Of Public Engagement and Dan Yankelovich

I often scoff at those who rush to Facebook to tout the death of the latest movie star or musician, cynically believing that they are far more interested in the clicks that come with sharing an obit of a “famous person” than they are in the loss they might feel over the individual’s passing. But over the weekend, I felt a great loss reading of the passing of Daniel Yankelovich. And it is a loss the entire PR, public affairs, and marketing profession should feel.

I’ve often declared that I am a disciple of Yankelovich’s public engagement model, a process developed while he was at the Public Agenda Foundation. In reflection, I realize I am not just a disciple, but I am an evangelist. The Yankelovich model has been a centerpiece for my professional work, a way of thinking that has driven much of what I’ve done since my mentor first taught it to me nearly 20 years ago.

Many in the communications profession may be thinking and doing like Yankelovich without even knowing it. It is based on the premise that effective public – or community – engagement is more than just a one-way information system, one where the communicator continues to push out data, facts, or opinions in hopes that target audiences consume it.

No, the Yankelovich approach requires stakeholders to take specific action. It realizes true success comes by moving from informing the public to building commitment to a solution to finally mobilizing the public around specific actions.

There is a great difference between making stakeholders aware of a concern like the need properly installed car seats or improved public education or taking 10,000 steps a day to the more sophisticated level of informed public opinion necessary to reach consensus on both the problem and the possible solutions, generating a sense of urgency that ultimately leads to the action of adopting a change and integrating it into day-to-day behaviors of all involved.
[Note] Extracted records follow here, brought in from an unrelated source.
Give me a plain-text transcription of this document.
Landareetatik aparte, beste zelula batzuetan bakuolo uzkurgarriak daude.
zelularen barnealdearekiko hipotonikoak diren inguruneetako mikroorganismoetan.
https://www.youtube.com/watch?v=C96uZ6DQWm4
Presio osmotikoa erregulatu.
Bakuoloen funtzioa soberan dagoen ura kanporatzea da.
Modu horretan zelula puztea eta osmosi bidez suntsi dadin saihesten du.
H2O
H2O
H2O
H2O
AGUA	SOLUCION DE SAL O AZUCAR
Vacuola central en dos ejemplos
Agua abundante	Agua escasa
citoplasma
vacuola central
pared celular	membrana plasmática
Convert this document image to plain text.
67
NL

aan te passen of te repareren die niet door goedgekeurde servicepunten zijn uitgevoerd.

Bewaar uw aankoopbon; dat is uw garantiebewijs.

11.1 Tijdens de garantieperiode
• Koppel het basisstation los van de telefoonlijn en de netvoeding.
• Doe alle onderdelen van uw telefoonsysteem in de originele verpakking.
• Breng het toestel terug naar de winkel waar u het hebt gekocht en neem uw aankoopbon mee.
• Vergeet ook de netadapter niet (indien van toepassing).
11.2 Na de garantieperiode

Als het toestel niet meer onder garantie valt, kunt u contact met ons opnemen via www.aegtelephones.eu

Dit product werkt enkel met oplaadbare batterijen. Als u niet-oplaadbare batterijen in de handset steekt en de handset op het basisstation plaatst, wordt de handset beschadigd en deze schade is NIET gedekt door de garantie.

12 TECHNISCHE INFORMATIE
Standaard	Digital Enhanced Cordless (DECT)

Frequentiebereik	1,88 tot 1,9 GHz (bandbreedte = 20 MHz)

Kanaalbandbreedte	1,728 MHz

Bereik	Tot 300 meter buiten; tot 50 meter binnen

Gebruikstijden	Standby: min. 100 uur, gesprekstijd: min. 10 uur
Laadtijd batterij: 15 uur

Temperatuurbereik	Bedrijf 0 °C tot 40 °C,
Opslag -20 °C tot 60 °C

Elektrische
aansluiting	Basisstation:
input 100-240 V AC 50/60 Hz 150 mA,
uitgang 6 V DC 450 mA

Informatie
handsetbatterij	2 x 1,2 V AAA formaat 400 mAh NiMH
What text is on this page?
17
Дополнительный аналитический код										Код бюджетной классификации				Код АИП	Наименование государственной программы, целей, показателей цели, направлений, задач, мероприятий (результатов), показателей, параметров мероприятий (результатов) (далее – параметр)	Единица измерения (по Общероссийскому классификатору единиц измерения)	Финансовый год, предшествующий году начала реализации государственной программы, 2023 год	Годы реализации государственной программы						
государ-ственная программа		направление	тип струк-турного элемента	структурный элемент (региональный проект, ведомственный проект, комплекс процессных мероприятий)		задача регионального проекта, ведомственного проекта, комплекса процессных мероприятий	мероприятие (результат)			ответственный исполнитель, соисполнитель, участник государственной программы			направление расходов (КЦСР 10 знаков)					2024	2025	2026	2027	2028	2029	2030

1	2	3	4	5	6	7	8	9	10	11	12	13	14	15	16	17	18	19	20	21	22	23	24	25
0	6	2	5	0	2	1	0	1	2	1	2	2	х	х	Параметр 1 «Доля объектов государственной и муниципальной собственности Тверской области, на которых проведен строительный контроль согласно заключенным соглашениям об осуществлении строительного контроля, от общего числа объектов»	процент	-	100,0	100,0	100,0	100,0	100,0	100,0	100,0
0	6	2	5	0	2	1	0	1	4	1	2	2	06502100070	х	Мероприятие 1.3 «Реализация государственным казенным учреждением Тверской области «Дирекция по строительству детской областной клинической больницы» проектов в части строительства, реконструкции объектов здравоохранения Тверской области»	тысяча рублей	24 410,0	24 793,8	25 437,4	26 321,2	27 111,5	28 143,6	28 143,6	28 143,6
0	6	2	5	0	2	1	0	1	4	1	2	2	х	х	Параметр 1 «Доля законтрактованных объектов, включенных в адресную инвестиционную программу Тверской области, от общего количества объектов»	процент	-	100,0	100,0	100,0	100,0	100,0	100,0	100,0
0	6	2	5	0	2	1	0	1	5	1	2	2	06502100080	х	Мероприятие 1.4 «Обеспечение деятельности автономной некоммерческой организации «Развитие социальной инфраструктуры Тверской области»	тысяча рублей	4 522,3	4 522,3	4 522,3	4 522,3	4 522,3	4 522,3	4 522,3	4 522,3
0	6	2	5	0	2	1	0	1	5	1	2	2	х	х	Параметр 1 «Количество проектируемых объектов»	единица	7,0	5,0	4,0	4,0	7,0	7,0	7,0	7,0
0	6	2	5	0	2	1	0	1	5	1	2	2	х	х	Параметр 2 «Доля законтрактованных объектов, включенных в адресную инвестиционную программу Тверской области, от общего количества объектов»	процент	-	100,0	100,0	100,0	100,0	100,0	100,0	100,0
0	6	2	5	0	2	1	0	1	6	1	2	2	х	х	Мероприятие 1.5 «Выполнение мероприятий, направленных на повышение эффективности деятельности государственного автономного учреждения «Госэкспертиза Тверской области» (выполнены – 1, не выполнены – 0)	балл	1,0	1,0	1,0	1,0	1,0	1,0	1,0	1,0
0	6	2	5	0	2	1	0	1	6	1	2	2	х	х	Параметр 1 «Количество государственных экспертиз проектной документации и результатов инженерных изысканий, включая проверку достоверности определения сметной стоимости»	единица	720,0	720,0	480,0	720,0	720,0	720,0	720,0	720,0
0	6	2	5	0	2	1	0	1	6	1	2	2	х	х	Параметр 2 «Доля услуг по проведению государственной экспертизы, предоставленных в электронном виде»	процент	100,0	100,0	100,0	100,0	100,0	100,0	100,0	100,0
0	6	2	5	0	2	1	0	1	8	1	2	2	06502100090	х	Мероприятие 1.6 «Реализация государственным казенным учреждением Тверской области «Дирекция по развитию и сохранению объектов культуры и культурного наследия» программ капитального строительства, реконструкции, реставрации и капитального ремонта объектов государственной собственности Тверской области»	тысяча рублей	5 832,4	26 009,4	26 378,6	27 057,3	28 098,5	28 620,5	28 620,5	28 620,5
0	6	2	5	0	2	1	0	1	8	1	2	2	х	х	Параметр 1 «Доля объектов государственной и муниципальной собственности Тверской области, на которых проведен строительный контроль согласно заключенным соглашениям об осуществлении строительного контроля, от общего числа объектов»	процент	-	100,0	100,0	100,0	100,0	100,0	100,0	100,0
The Inform-Build Commitment-Mobilize Action process can be broken down to understand the steps necessary to move through this process. Using a seven-stage model developed by Yankelovich and the Public Agenda Foundation, we can analyze the process of engaging a target audience and moving them from uninformed bystander to an action-oriented group. These stages are:

  • Becoming aware of the issues
  • Developing a sense of urgency
  • Looking for answers
  • Managing and persevering through resistance
  • Weighing choices
  • Intellectual acceptance
  • Full acceptance

In applying these seven stages to our key audiences, we must recognize that each stakeholder group may be at a different point along this continuum. Understanding this is critical to designing and implementing the appropriate tactics to move them to action. Many a plan has failed because it was based on the assumption that one size fits all audiences.

As a society, it if often easy for us to recognize there are problems in need of our attention, but many do not agree on what those problems may be or what actions might successfully address them. And, unfortunately, too many people believe that there is nothing that can be done to fix these problems. When a problem has existed for a long period of time, people stop seeing it as a problem and start seeing it as a situation.

Once individuals believe in the interpretation of the problem, they are ready to commit to a solution. That means transforming one’s mission into a call to arms to demonstrate to a variety of audiences, in dramatic and memorable ways, that these solutions are the right ones to improve efficiency and success.

Once people feel that an issue is urgent they begin to demand solutions. If we have been successful in defining the issue in our terms, it will be easier for us to state solutions convincingly. In this stage, people will demand action from a range of stakeholders. This is a good time to organize meetings to introduce specific actions that our audiences can take to help us reach our goal.

Inevitably, some people will reject the proposed solutions. This leads to the most difficult stage of the process. Some audiences will be reluctant to face and accept the trade-offs that come from choosing a specific plan of action and opponents will try to poke holes in our ideas. This resistance may be heightened by misunderstanding, narrow thinking, wishful thinking, or resistance to change. The best way to avoid this resistance is to ensure that everyone is involved in the process and that all of their concerns have been heard.

Only after pushing through this resistance can people begin to weigh their choices rationally and look to a variety of options for moving recommendations into practice. At this stage, stakeholders should feel that they have a range of choices and a reason to make them. As leaders in this process – with a special awareness of how decisions are made – we can clarify the pros and cons of each decision and allow time and opportunity for deliberation.

It is then we can mobilize for action. Changing attitudes and informing the debate is not enough. Just as a politician who has convinced 60 percent of the public to support his/her issues, but who has not succeeded in convincing them to go to the polls on Election Day, will lose the election, advocates for change or improvement cannot accomplish their goals unless supporters move from passive acquiescence to active engagement. We succeed when stakeholders are actively supporting its solutions.

Once our target audiences are engaged because they believe in the merits of our position, they will need to know what we want them to do to help accomplish these goals. So it is important that our communications and organizing efforts include specific actions that supporters can take to help us reach our goals. In addition, we will also need to make it easy and feasible for them to take these actions.

From there, many will agree that our efforts are valid and will produce desired results, but may not be willing to change their behavior or adopt the change. We must recognize that this is a temporary stage and that, with patience and continued effort, they will get there. It is important not to expect too much, too soon. The process of moving from awareness to action takes time.

Given time, incentives, and opportunities to consider their core values in light of challenges and needs, our audiences should reach the final stage of full intellectual and emotional acceptance of the importance of improving their community. Of course, different target audiences will reach these stages at different times and go through them at different rates. We may need to tailor the same event or materials to perform different functions depending on where in these stages specific members of our audience stand.

When it comes to public engagement and community change, the issues we often confront are topics as driven by emotion as they are by fact. As a result, too often, stakeholders decide that inaction is the best action, out of fear of taking a wrong step or alienating a specific group. For that reason, the Inform-Build Commitment-Mobilize Action model is one of the most effective methods to educate key audiences on the need for change and the long-term impact such efforts have on strengthening communities and nations across the globe.

Dan Yankelovich taught me all that. I am a better communicator because of it. And the engagement efforts I have led in education, healthcare, and workforce development are better for it as well.